"As nossas comunidades precisam de energia, mas infelizmente a rede é demasiado cara e insuficiente. Nós usamos energia renovável porque é sustentável e acessível"- Sr. Davio Machava, Administrador do Governo Local de Zavala
A mandioca é considerada um dos principais alimentos básicos e desempenha um papel vital na segurança alimentar em Moçambique, tal como no resto de África. Moçambique é o 11º maior produtor de mandioca em África com mais de 100 variedades cultivadas nas diferentes partes do país.

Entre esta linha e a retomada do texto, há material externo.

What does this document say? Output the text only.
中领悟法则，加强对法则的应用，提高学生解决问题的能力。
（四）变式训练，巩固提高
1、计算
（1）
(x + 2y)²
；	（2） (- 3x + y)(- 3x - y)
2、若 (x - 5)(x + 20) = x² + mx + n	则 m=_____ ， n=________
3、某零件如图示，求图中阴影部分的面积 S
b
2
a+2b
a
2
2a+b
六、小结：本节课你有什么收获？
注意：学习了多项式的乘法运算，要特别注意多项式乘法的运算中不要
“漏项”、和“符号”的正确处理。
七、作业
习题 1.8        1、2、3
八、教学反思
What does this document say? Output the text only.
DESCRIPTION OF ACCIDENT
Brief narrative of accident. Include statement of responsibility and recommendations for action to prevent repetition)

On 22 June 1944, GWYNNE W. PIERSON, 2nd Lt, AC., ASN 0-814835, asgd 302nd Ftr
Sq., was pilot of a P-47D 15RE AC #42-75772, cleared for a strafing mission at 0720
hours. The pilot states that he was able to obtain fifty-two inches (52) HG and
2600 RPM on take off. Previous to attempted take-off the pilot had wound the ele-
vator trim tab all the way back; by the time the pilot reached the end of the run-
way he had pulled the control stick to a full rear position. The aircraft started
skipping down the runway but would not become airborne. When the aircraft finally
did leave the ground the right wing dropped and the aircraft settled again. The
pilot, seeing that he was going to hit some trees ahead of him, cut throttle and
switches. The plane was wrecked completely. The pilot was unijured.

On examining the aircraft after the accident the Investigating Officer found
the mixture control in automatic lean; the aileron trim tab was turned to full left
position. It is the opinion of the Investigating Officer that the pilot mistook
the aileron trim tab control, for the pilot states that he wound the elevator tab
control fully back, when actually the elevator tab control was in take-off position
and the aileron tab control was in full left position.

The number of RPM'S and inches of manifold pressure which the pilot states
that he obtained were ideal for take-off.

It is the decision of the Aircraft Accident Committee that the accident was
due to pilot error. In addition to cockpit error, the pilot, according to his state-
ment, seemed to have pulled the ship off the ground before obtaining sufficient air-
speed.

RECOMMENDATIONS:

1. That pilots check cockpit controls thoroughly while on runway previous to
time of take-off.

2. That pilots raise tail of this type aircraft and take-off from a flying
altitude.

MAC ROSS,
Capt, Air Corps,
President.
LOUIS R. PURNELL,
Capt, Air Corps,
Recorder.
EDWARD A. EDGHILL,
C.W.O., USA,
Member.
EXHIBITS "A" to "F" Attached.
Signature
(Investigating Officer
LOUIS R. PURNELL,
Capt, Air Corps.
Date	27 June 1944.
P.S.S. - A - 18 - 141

A cooperativa Josina Machel no distrito de Inharrime, província de Inhambane, fundada em 1991, é a maior fábrica de processamento de mandioca em Moçambique. Atualmente a cooperativa usa métodos tradicionais não mecanizados de processamento para produzir "Rale", um produto final de farinha depois de ralar, desidratar, assar e secar a mandioca. O processamento da mandioca é trabalhoso e envolve o uso de grandes quantidades de lenha, o que é prejudicial ao meio ambiente. Além disso, as mulheres estão mais envolvidas não só em actividades de mão de obra intensiva, como descascar, secar, assar e transportar lenha, mas também em actividades que apresentam graves riscos para a saúde, como assar e secar utilizando lenha durante todo o dia. As mulheres estão expostas ao fumo da lenha, um dos principais contribuintes para a poluição por partículas finas (PM) e responsável pela má qualidade do ar.
Os baixos níveis de produtividade são mencionados como um dos principais obstáculos ao desenvolvimento da indústria de transformação da mandioca. Isto está associado ao fraco acesso à energia que afecta negativamente o lado da oferta da cadeia de valor da mandioca. Com o apoio da UNIDO, a cooperativa adoptará o biogás para melhorar o acesso à energia e atender às necessidades de processamento de mandioca da cooperativa e reduzir o impacto do consumo de lenha no meio ambiente
"Há necessidade de aumentar a produção para que as comunidades se possam sustentar e para aumentar a produção, há necessidade de energia sustentável"---Jaime Comiche, Representante da UNIDO em Moçambique
A UNIDO, em parceria com a CHARIS-Associação de Solidariedade Social, iniciou o processo de instalação de unidades de biogás simples e de baixo custo para uso doméstico e de pequenas empresas nas indústrias de coco, castanha de caju e mandioca na província de Inhambane, Moçambique. A Cooperativa de Processamento de Mandioca Josina Machel, no Distrito de Inharrime, é beneficiária do projeto UNIDO/GEF que tem como objetivo a produção de 35.000 m3 (cerca de 96 m3/dia) de biogás para utilização na cozinha (doméstica, pequenas, médias e grandes indústrias), refrigeração e iluminação)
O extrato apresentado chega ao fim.